The piano Duo has improved with M° Konstatin Bogino, Laura Pietrocini, Orazio Maione, Vladimir Ogarkov, Daniel Rivera.
In parallel to the concert activity, they both carry out didactic activity in the soloist and chamber field, collaborating with various academies.

Composer(s)

Claude Debussy: (b St Germain-en-Laye, 22 Aug 1862; d Paris, 25 March 1918). French composer. One of the most important musicians of his time, his harmonic innovations had a profound influence on generations of composers. He made a decisive move away from Wagnerism in his only complete opera Pelléas et Mélisande, and in his works for piano and for orchestra he created new genres and revealed a range of timbre and colour which indicated a highly original musical aesthetic.

Gabriel Fauré: (b Pamiers, Ariège, 12 May 1845; d Paris, 4 Nov 1924). French composer, teacher, pianist and organist. The most advanced composer of his generation in France, he developed a personal style that had considerable influence on many early 20th-century composers. His harmonic and melodic innovations also affected the teaching of harmony for later generations.

Samuel Barber (b West Chester, PA, 9 March 1910; d New York, 23 Jan 1981). American composer. One of the most honoured and most frequently performed American composers in Europe and the Americas during the mid-20th century, Barber pursued, throughout his career, a path marked by a vocally inspired lyricism and a commitment to the tonal language and many of the forms of late 19th-century music.

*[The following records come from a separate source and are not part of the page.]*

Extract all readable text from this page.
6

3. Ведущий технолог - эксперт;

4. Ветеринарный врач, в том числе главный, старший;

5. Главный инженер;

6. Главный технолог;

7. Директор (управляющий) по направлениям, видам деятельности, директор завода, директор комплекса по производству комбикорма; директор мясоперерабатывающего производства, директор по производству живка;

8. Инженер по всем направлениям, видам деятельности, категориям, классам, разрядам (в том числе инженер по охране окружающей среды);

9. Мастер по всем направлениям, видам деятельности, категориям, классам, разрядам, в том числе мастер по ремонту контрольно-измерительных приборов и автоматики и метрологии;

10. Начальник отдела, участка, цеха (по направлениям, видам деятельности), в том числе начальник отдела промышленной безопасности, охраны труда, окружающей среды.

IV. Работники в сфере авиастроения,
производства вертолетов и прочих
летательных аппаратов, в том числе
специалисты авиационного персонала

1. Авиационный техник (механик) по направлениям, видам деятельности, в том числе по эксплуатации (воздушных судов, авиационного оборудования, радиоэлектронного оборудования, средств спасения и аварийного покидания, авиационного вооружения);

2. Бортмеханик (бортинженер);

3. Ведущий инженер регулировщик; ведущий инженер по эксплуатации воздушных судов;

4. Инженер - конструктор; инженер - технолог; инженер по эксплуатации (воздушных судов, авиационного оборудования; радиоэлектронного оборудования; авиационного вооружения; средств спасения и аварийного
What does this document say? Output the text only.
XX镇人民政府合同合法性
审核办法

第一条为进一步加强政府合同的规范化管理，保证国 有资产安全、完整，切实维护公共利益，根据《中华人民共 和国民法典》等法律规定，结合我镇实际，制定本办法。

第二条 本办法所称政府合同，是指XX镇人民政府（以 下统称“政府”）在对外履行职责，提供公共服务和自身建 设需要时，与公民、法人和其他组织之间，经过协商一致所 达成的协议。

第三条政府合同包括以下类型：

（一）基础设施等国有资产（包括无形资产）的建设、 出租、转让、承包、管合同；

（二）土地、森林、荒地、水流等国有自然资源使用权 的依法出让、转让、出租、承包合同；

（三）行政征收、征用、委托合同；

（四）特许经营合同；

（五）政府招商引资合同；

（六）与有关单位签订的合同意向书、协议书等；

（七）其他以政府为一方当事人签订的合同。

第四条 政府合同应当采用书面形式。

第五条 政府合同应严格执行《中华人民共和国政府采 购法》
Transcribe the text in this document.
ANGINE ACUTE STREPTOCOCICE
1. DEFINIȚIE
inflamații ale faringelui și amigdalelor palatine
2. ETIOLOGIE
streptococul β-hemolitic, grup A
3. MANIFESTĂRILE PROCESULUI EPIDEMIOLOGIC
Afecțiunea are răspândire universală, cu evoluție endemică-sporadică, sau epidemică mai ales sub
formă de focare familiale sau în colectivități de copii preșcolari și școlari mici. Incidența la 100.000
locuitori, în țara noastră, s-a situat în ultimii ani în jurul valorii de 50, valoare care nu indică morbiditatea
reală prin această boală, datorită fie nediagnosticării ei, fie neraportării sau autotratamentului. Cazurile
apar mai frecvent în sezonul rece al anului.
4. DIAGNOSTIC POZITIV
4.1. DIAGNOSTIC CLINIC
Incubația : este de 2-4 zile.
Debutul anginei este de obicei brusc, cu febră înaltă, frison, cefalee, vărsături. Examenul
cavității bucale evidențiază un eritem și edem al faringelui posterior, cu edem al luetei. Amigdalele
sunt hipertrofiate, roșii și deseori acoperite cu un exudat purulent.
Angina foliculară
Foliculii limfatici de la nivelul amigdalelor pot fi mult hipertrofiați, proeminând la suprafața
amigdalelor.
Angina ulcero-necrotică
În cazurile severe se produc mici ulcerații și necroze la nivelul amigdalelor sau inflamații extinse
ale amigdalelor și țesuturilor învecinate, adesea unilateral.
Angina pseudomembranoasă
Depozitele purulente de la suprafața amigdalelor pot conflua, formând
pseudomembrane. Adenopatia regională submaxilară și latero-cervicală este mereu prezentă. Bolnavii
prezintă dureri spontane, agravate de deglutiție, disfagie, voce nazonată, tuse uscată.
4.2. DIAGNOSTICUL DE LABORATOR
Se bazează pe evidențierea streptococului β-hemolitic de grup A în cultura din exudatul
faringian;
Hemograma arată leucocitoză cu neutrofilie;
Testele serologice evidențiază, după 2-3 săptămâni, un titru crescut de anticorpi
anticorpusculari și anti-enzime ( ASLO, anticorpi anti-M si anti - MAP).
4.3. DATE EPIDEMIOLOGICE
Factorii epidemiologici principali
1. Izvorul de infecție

Almost all of his published works – including at least one composition in nearly every genre – entered the repertory soon after he wrote them and many continue to be widely performed today.

Sergey Rachmaninov: (b Oneg, 20 March/1 April 1873; d Beverly Hills, CA, 28 March 1943). Russian composer, pianist and conductor. He was one of the finest pianists of his day and, as a composer, the last great representative of Russian late Romanticism. The influences of Tchaikovsky, Rimsky-Korsakov and other Russian composers soon gave way to a thoroughly personal idiom, with a pronounced lyrical quality, expressive breadth, structural ingenuity and a palette of rich, distinctive orchestral colours.